Absence of a legislation makes things even more difficult, which will be faced by next month.

The Mooknayak talked to Jeet, who is a prominent queer rights activist about the issue with BNS, especially in regard to queer men.

“With BNS, the government has rejected parliamentary committee's recommendation to retain IPC 377, which is alarming,” he asserted.

According to the activist, by erasing IPC 377, the government is jeopardizing the safety of Indian citizens, particularly gay men and trans persons, who are more susceptible to sexual violence than cisgender adult men.

According to a report by the News Minute, senior lawyer and activist Vrinda Grover highlighted that the deletion of Section 377 would create a legal gap concerning protection against sexual violence for adult males and transgender individuals.

"The POCSO Act covers all individuals experiencing sexual violence up until the age of 18, and the Transgender Protection Act addresses violence against transgender individuals but in a relatively mild manner. Therefore, without a specific law, there remains no adequate legal recourse for men and transgender individuals facing sexual violence," she explained.

Taking a dig at the BJP government for not keeping the rights of the queer community in mind, Jeet further commented, “I hope this decision awakens gay men to the reality that the government is not only opposing their desire for equal rights but is also stripping away the existing protections they had.”
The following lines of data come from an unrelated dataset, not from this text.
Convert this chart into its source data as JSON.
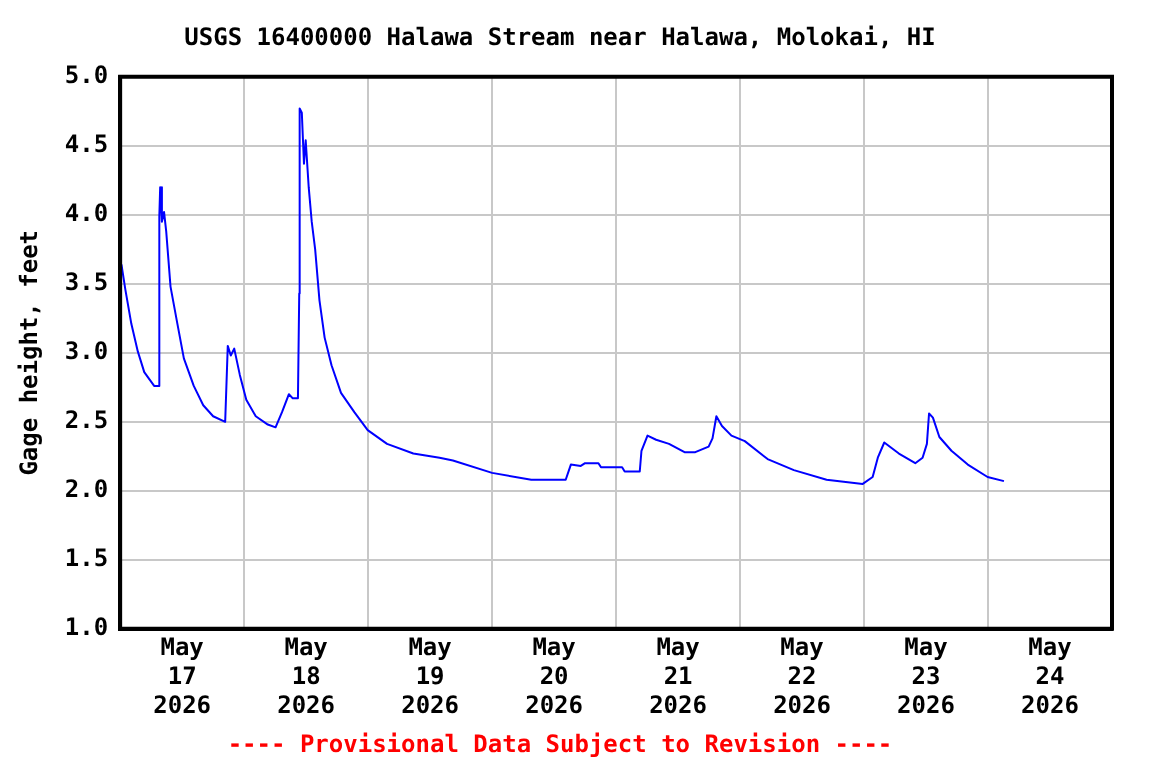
{
  "chart_data": {
    "type": "line",
    "title": "USGS 16400000 Halawa Stream near Halawa, Molokai, HI",
    "ylabel": "Gage height, feet",
    "annotations": [
      "---- Provisional Data Subject to Revision ----"
    ],
    "x": [
      "2026-05-17T00:15",
      "2026-05-17T01:00",
      "2026-05-17T02:10",
      "2026-05-17T03:25",
      "2026-05-17T04:40",
      "2026-05-17T06:35",
      "2026-05-17T07:30",
      "2026-05-17T07:35",
      "2026-05-17T07:45",
      "2026-05-17T08:05",
      "2026-05-17T08:30",
      "2026-05-17T08:55",
      "2026-05-17T09:45",
      "2026-05-17T11:05",
      "2026-05-17T12:20",
      "2026-05-17T14:15",
      "2026-05-17T16:05",
      "2026-05-17T18:00",
      "2026-05-17T20:20",
      "2026-05-17T20:50",
      "2026-05-17T21:25",
      "2026-05-17T22:05",
      "2026-05-17T23:10",
      "2026-05-18T00:25",
      "2026-05-18T02:15",
      "2026-05-18T04:35",
      "2026-05-18T06:05",
      "2026-05-18T07:20",
      "2026-05-18T08:40",
      "2026-05-18T09:25",
      "2026-05-18T10:25",
      "2026-05-18T10:40",
      "2026-05-18T10:45",
      "2026-05-18T11:10",
      "2026-05-18T11:35",
      "2026-05-18T11:55",
      "2026-05-18T12:30",
      "2026-05-18T13:05",
      "2026-05-18T13:45",
      "2026-05-18T14:35",
      "2026-05-18T15:35",
      "2026-05-18T16:55",
      "2026-05-18T18:45",
      "2026-05-18T21:20",
      "2026-05-18T23:55",
      "2026-05-19T03:40",
      "2026-05-19T08:45",
      "2026-05-19T13:50",
      "2026-05-19T16:25",
      "2026-05-20T00:00",
      "2026-05-20T07:35",
      "2026-05-20T14:15",
      "2026-05-20T15:15",
      "2026-05-20T17:10",
      "2026-05-20T18:00",
      "2026-05-20T20:35",
      "2026-05-20T21:05",
      "2026-05-21T01:10",
      "2026-05-21T01:40",
      "2026-05-21T04:35",
      "2026-05-21T04:55",
      "2026-05-21T06:05",
      "2026-05-21T07:45",
      "2026-05-21T10:15",
      "2026-05-21T13:15",
      "2026-05-21T15:20",
      "2026-05-21T17:55",
      "2026-05-21T18:40",
      "2026-05-21T19:25",
      "2026-05-21T20:30",
      "2026-05-21T22:20",
      "2026-05-22T00:55",
      "2026-05-22T05:20",
      "2026-05-22T10:25",
      "2026-05-22T16:45",
      "2026-05-22T23:45",
      "2026-05-23T01:40",
      "2026-05-23T02:40",
      "2026-05-23T03:55",
      "2026-05-23T06:45",
      "2026-05-23T09:55",
      "2026-05-23T11:20",
      "2026-05-23T12:10",
      "2026-05-23T12:35",
      "2026-05-23T13:20",
      "2026-05-23T14:35",
      "2026-05-23T16:55",
      "2026-05-23T20:05",
      "2026-05-23T23:55",
      "2026-05-24T03:05"
    ],
    "series": [
      {
        "color": "#0000ff",
        "values": [
          3.64,
          3.46,
          3.21,
          3.01,
          2.86,
          2.76,
          2.76,
          3.99,
          4.2,
          3.95,
          4.02,
          3.88,
          3.48,
          3.21,
          2.96,
          2.76,
          2.62,
          2.54,
          2.5,
          3.05,
          2.98,
          3.03,
          2.84,
          2.66,
          2.54,
          2.48,
          2.46,
          2.57,
          2.7,
          2.67,
          2.67,
          3.43,
          4.77,
          4.74,
          4.37,
          4.54,
          4.2,
          3.95,
          3.75,
          3.38,
          3.11,
          2.91,
          2.71,
          2.57,
          2.44,
          2.34,
          2.27,
          2.24,
          2.22,
          2.13,
          2.08,
          2.08,
          2.19,
          2.18,
          2.2,
          2.2,
          2.17,
          2.17,
          2.14,
          2.14,
          2.29,
          2.4,
          2.37,
          2.34,
          2.28,
          2.28,
          2.32,
          2.38,
          2.54,
          2.47,
          2.4,
          2.36,
          2.23,
          2.15,
          2.08,
          2.05,
          2.1,
          2.24,
          2.35,
          2.27,
          2.2,
          2.24,
          2.34,
          2.56,
          2.53,
          2.39,
          2.29,
          2.19,
          2.1,
          2.07
        ]
      }
    ],
    "xlim": [
      "2026-05-17T00:00",
      "2026-05-25T00:00"
    ],
    "xticks": [
      {
        "value": "2026-05-17T12:00",
        "label": "May 17 2026"
      },
      {
        "value": "2026-05-18T00:00",
        "label": null
      },
      {
        "value": "2026-05-18T12:00",
        "label": "May 18 2026"
      },
      {
        "value": "2026-05-19T00:00",
        "label": null
      },
      {
        "value": "2026-05-19T12:00",
        "label": "May 19 2026"
      },
      {
        "value": "2026-05-20T00:00",
        "label": null
      },
      {
        "value": "2026-05-20T12:00",
        "label": "May 20 2026"
      },
      {
        "value": "2026-05-21T00:00",
        "label": null
      },
      {
        "value": "2026-05-21T12:00",
        "label": "May 21 2026"
      },
      {
        "value": "2026-05-22T00:00",
        "label": null
      },
      {
        "value": "2026-05-22T12:00",
        "label": "May 22 2026"
      },
      {
        "value": "2026-05-23T00:00",
        "label": null
      },
      {
        "value": "2026-05-23T12:00",
        "label": "May 23 2026"
      },
      {
        "value": "2026-05-24T00:00",
        "label": null
      },
      {
        "value": "2026-05-24T12:00",
        "label": "May 24 2026"
      }
    ],
    "ylim": [
      1.0,
      5.0
    ],
    "yticks": [
      {
        "value": 1.0,
        "label": "1.0"
      },
      {
        "value": 1.5,
        "label": "1.5"
      },
      {
        "value": 2.0,
        "label": "2.0"
      },
      {
        "value": 2.5,
        "label": "2.5"
      },
      {
        "value": 3.0,
        "label": "3.0"
      },
      {
        "value": 3.5,
        "label": "3.5"
      },
      {
        "value": 4.0,
        "label": "4.0"
      },
      {
        "value": 4.5,
        "label": "4.5"
      },
      {
        "value": 5.0,
        "label": "5.0"
      }
    ],
    "grid": true,
    "legend": false,
    "line_style": "solid",
    "marker": "none"
  }
}
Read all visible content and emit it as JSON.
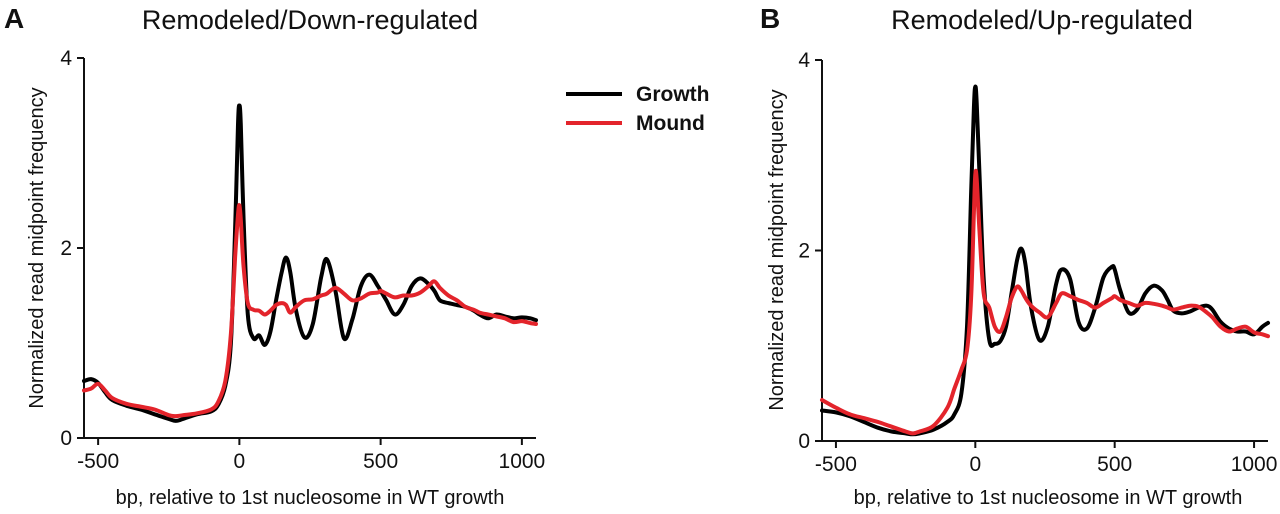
{
  "legend": {
    "entries": [
      {
        "name": "Growth",
        "color": "#000000"
      },
      {
        "name": "Mound",
        "color": "#e3242b"
      }
    ]
  },
  "chart_data": [
    {
      "type": "line",
      "panel": "A",
      "title": "Remodeled/Down-regulated",
      "xlabel": "bp, relative to 1st nucleosome in WT growth",
      "ylabel": "Normalized read midpoint frequency",
      "xlim": [
        -550,
        1050
      ],
      "ylim": [
        0,
        4
      ],
      "xticks": [
        -500,
        0,
        500,
        1000
      ],
      "yticks": [
        0,
        2,
        4
      ],
      "xtick_labels": [
        "-500",
        "0",
        "500",
        "1000"
      ],
      "ytick_labels": [
        "0",
        "2",
        "4"
      ],
      "series": [
        {
          "name": "Growth",
          "color": "#000000",
          "x": [
            -550,
            -525,
            -500,
            -475,
            -450,
            -400,
            -350,
            -300,
            -250,
            -225,
            -200,
            -150,
            -100,
            -75,
            -50,
            -30,
            -15,
            -5,
            0,
            5,
            15,
            30,
            50,
            70,
            90,
            110,
            130,
            150,
            165,
            180,
            200,
            230,
            260,
            290,
            310,
            340,
            370,
            400,
            430,
            460,
            490,
            500,
            520,
            550,
            580,
            610,
            640,
            670,
            690,
            710,
            740,
            770,
            800,
            830,
            850,
            880,
            910,
            940,
            970,
            1000,
            1030,
            1050
          ],
          "y": [
            0.6,
            0.62,
            0.58,
            0.48,
            0.4,
            0.34,
            0.3,
            0.25,
            0.2,
            0.18,
            0.2,
            0.25,
            0.28,
            0.35,
            0.55,
            1.0,
            2.2,
            3.3,
            3.5,
            3.3,
            2.3,
            1.3,
            1.05,
            1.08,
            0.98,
            1.12,
            1.45,
            1.75,
            1.9,
            1.75,
            1.35,
            1.06,
            1.2,
            1.7,
            1.88,
            1.55,
            1.05,
            1.25,
            1.6,
            1.72,
            1.6,
            1.55,
            1.45,
            1.3,
            1.4,
            1.6,
            1.68,
            1.62,
            1.55,
            1.45,
            1.42,
            1.4,
            1.38,
            1.34,
            1.3,
            1.26,
            1.3,
            1.28,
            1.26,
            1.27,
            1.26,
            1.24
          ]
        },
        {
          "name": "Mound",
          "color": "#e3242b",
          "x": [
            -550,
            -525,
            -500,
            -475,
            -450,
            -400,
            -350,
            -300,
            -250,
            -225,
            -200,
            -150,
            -100,
            -75,
            -50,
            -30,
            -15,
            -5,
            0,
            5,
            15,
            30,
            50,
            70,
            90,
            110,
            130,
            150,
            165,
            180,
            200,
            230,
            260,
            290,
            310,
            340,
            370,
            400,
            430,
            460,
            490,
            500,
            520,
            550,
            580,
            610,
            640,
            670,
            690,
            710,
            740,
            770,
            800,
            830,
            850,
            880,
            910,
            940,
            970,
            1000,
            1030,
            1050
          ],
          "y": [
            0.5,
            0.52,
            0.57,
            0.5,
            0.42,
            0.36,
            0.33,
            0.3,
            0.24,
            0.23,
            0.24,
            0.26,
            0.3,
            0.38,
            0.6,
            1.1,
            1.9,
            2.35,
            2.45,
            2.3,
            1.8,
            1.42,
            1.35,
            1.34,
            1.3,
            1.34,
            1.4,
            1.42,
            1.4,
            1.32,
            1.38,
            1.45,
            1.46,
            1.5,
            1.52,
            1.58,
            1.52,
            1.45,
            1.47,
            1.52,
            1.53,
            1.55,
            1.52,
            1.48,
            1.5,
            1.5,
            1.53,
            1.6,
            1.65,
            1.58,
            1.5,
            1.45,
            1.38,
            1.35,
            1.32,
            1.3,
            1.28,
            1.26,
            1.22,
            1.23,
            1.21,
            1.2
          ]
        }
      ]
    },
    {
      "type": "line",
      "panel": "B",
      "title": "Remodeled/Up-regulated",
      "xlabel": "bp, relative to 1st nucleosome in WT growth",
      "ylabel": "Normalized read midpoint frequency",
      "xlim": [
        -550,
        1050
      ],
      "ylim": [
        0,
        4
      ],
      "xticks": [
        -500,
        0,
        500,
        1000
      ],
      "yticks": [
        0,
        2,
        4
      ],
      "xtick_labels": [
        "-500",
        "0",
        "500",
        "1000"
      ],
      "ytick_labels": [
        "0",
        "2",
        "4"
      ],
      "series": [
        {
          "name": "Growth",
          "color": "#000000",
          "x": [
            -550,
            -500,
            -450,
            -400,
            -350,
            -300,
            -250,
            -225,
            -200,
            -150,
            -100,
            -75,
            -50,
            -30,
            -15,
            -5,
            0,
            5,
            15,
            30,
            50,
            70,
            90,
            110,
            130,
            150,
            165,
            180,
            200,
            230,
            260,
            290,
            310,
            340,
            370,
            400,
            430,
            460,
            490,
            500,
            520,
            550,
            580,
            610,
            640,
            670,
            690,
            710,
            740,
            770,
            800,
            830,
            850,
            880,
            910,
            940,
            970,
            1000,
            1030,
            1050
          ],
          "y": [
            0.32,
            0.3,
            0.26,
            0.2,
            0.14,
            0.1,
            0.08,
            0.07,
            0.08,
            0.12,
            0.2,
            0.28,
            0.5,
            1.2,
            2.6,
            3.5,
            3.72,
            3.55,
            2.8,
            1.7,
            1.06,
            1.02,
            1.05,
            1.2,
            1.55,
            1.9,
            2.02,
            1.85,
            1.4,
            1.06,
            1.2,
            1.65,
            1.8,
            1.7,
            1.25,
            1.18,
            1.4,
            1.72,
            1.83,
            1.8,
            1.58,
            1.35,
            1.38,
            1.55,
            1.63,
            1.58,
            1.48,
            1.37,
            1.34,
            1.36,
            1.4,
            1.42,
            1.38,
            1.25,
            1.18,
            1.15,
            1.15,
            1.12,
            1.2,
            1.24
          ]
        },
        {
          "name": "Mound",
          "color": "#e3242b",
          "x": [
            -550,
            -500,
            -450,
            -400,
            -350,
            -300,
            -250,
            -225,
            -200,
            -150,
            -100,
            -75,
            -50,
            -30,
            -15,
            -5,
            0,
            5,
            15,
            30,
            50,
            70,
            90,
            110,
            130,
            150,
            165,
            180,
            200,
            230,
            260,
            290,
            310,
            340,
            370,
            400,
            430,
            460,
            490,
            500,
            520,
            550,
            580,
            610,
            640,
            670,
            690,
            710,
            740,
            770,
            800,
            830,
            850,
            880,
            910,
            940,
            970,
            1000,
            1030,
            1050
          ],
          "y": [
            0.43,
            0.35,
            0.28,
            0.24,
            0.2,
            0.15,
            0.1,
            0.08,
            0.1,
            0.16,
            0.35,
            0.55,
            0.75,
            0.95,
            1.5,
            2.4,
            2.8,
            2.75,
            2.2,
            1.55,
            1.4,
            1.2,
            1.15,
            1.3,
            1.5,
            1.62,
            1.58,
            1.5,
            1.42,
            1.35,
            1.3,
            1.45,
            1.55,
            1.52,
            1.48,
            1.45,
            1.4,
            1.45,
            1.5,
            1.52,
            1.48,
            1.45,
            1.42,
            1.45,
            1.44,
            1.42,
            1.4,
            1.38,
            1.4,
            1.42,
            1.41,
            1.35,
            1.3,
            1.2,
            1.15,
            1.18,
            1.2,
            1.14,
            1.12,
            1.1
          ]
        }
      ]
    }
  ]
}
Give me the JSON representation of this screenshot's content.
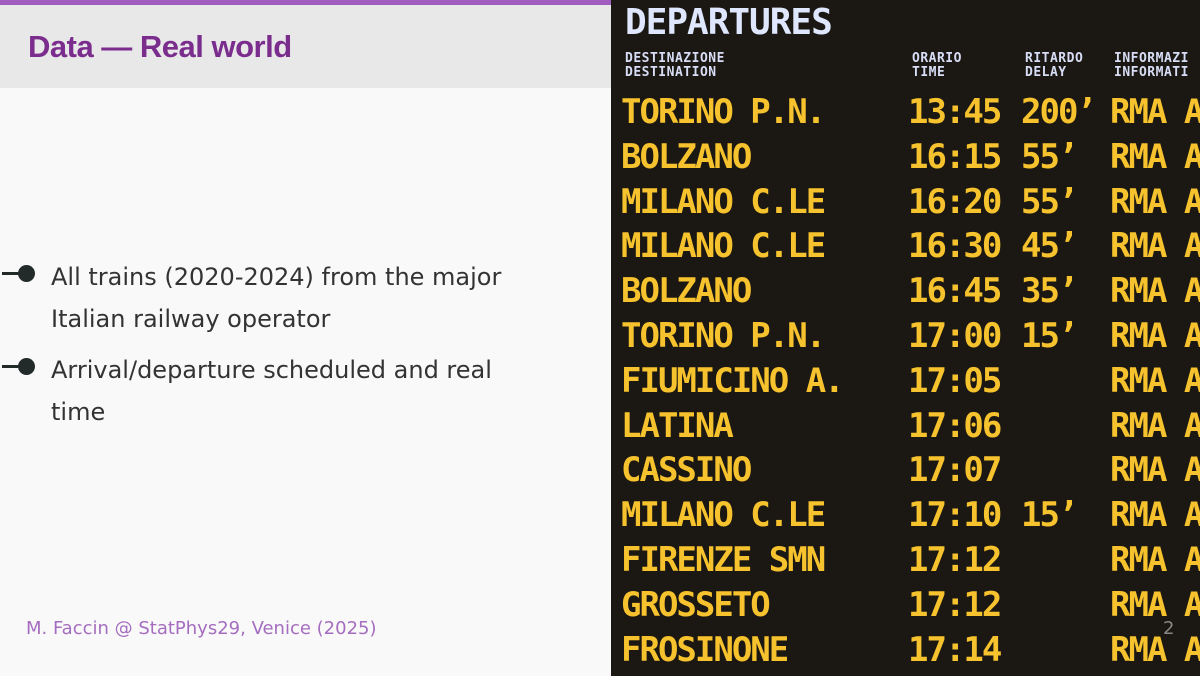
{
  "slide": {
    "title": "Data — Real world",
    "bullets": [
      {
        "text": "All trains (2020-2024) from the major Italian railway operator"
      },
      {
        "text": "Arrival/departure scheduled and real time"
      }
    ],
    "footer": "M. Faccin @ StatPhys29, Venice (2025)",
    "page_number": "2"
  },
  "board": {
    "title": "DEPARTURES",
    "headers": {
      "destination_it": "DESTINAZIONE",
      "destination_en": "DESTINATION",
      "time_it": "ORARIO",
      "time_en": "TIME",
      "delay_it": "RITARDO",
      "delay_en": "DELAY",
      "info_it": "INFORMAZI",
      "info_en": "INFORMATI"
    },
    "rows": [
      {
        "destination": "TORINO P.N.",
        "time": "13:45",
        "delay": "200’",
        "info": "RMA A"
      },
      {
        "destination": "BOLZANO",
        "time": "16:15",
        "delay": "55’",
        "info": "RMA A"
      },
      {
        "destination": "MILANO C.LE",
        "time": "16:20",
        "delay": "55’",
        "info": "RMA A"
      },
      {
        "destination": "MILANO C.LE",
        "time": "16:30",
        "delay": "45’",
        "info": "RMA A"
      },
      {
        "destination": "BOLZANO",
        "time": "16:45",
        "delay": "35’",
        "info": "RMA A"
      },
      {
        "destination": "TORINO P.N.",
        "time": "17:00",
        "delay": "15’",
        "info": "RMA A"
      },
      {
        "destination": "FIUMICINO A.",
        "time": "17:05",
        "delay": "",
        "info": "RMA A"
      },
      {
        "destination": "LATINA",
        "time": "17:06",
        "delay": "",
        "info": "RMA A"
      },
      {
        "destination": "CASSINO",
        "time": "17:07",
        "delay": "",
        "info": "RMA A"
      },
      {
        "destination": "MILANO C.LE",
        "time": "17:10",
        "delay": "15’",
        "info": "RMA A"
      },
      {
        "destination": "FIRENZE SMN",
        "time": "17:12",
        "delay": "",
        "info": "RMA A"
      },
      {
        "destination": "GROSSETO",
        "time": "17:12",
        "delay": "",
        "info": "RMA A"
      },
      {
        "destination": "FROSINONE",
        "time": "17:14",
        "delay": "",
        "info": "RMA A"
      }
    ]
  },
  "colors": {
    "accent": "#7b2d8e",
    "footer": "#a56dbf",
    "board_text": "#f6c22d",
    "board_header": "#d7ddf5"
  }
}
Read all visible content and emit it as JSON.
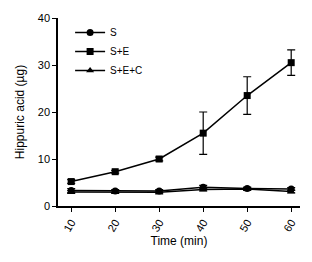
{
  "chart_data": {
    "type": "line",
    "x_label": "Time (min)",
    "y_label": "Hippuric acid (µg)",
    "x": [
      10,
      20,
      30,
      40,
      50,
      60
    ],
    "xlim": [
      7,
      62
    ],
    "xticks": [
      10,
      20,
      30,
      40,
      50,
      60
    ],
    "ylim": [
      0,
      40
    ],
    "yticks": [
      0,
      10,
      20,
      30,
      40
    ],
    "grid": false,
    "legend": "upper left",
    "series": [
      {
        "name": "S",
        "color": "#000000",
        "marker": "circle",
        "values": [
          3.3,
          3.2,
          3.2,
          4.0,
          3.7,
          3.6
        ],
        "error": [
          0.4,
          0.3,
          0.3,
          0.4,
          0.3,
          0.3
        ]
      },
      {
        "name": "S+E",
        "color": "#000000",
        "marker": "square",
        "values": [
          5.2,
          7.3,
          10.0,
          15.5,
          23.5,
          30.5
        ],
        "error": [
          0.4,
          0.3,
          0.4,
          4.5,
          4.0,
          2.7
        ]
      },
      {
        "name": "S+E+C",
        "color": "#000000",
        "marker": "triangle",
        "values": [
          3.0,
          3.0,
          2.9,
          3.5,
          3.6,
          3.1
        ],
        "error": [
          0.3,
          0.3,
          0.3,
          0.3,
          0.3,
          0.3
        ]
      }
    ]
  }
}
Why is it Difficult for Queer Men to Reach the Police Station?

Sexual assault affects individuals across all demographics, with queer men facing significant obstacles due to societal attitudes and institutional biases. These assaults are underreported, as many survivors fear disbelief, shame, or retaliation. In the queer community, additional stigma and discrimination further discourage reporting.

Traditional notions of masculinity, which promote strength and invulnerability, make it especially difficult for queer men to come forward. These attitudes, combined with homophobic misconceptions that male-on-male assault is less severe, contribute to silence around these incidents.

Barriers such as fear of outing, lack of trust in law enforcement, and the traumatic reporting process hinder queer men from seeking help. Those who do report often face inappropriate questioning and discrimination from police, compounding their trauma.

Jeet added that the police often mock and dehumanize men who attempt to report sexual assault and are frequently reluctant to file cases. In the rare instances when they do, IPC 377 was invoked, as it was the only legal provision addressing rape against men.

With this provision removed, he expressed deep concern about what justice will look like for survivors who dare to step into police stations.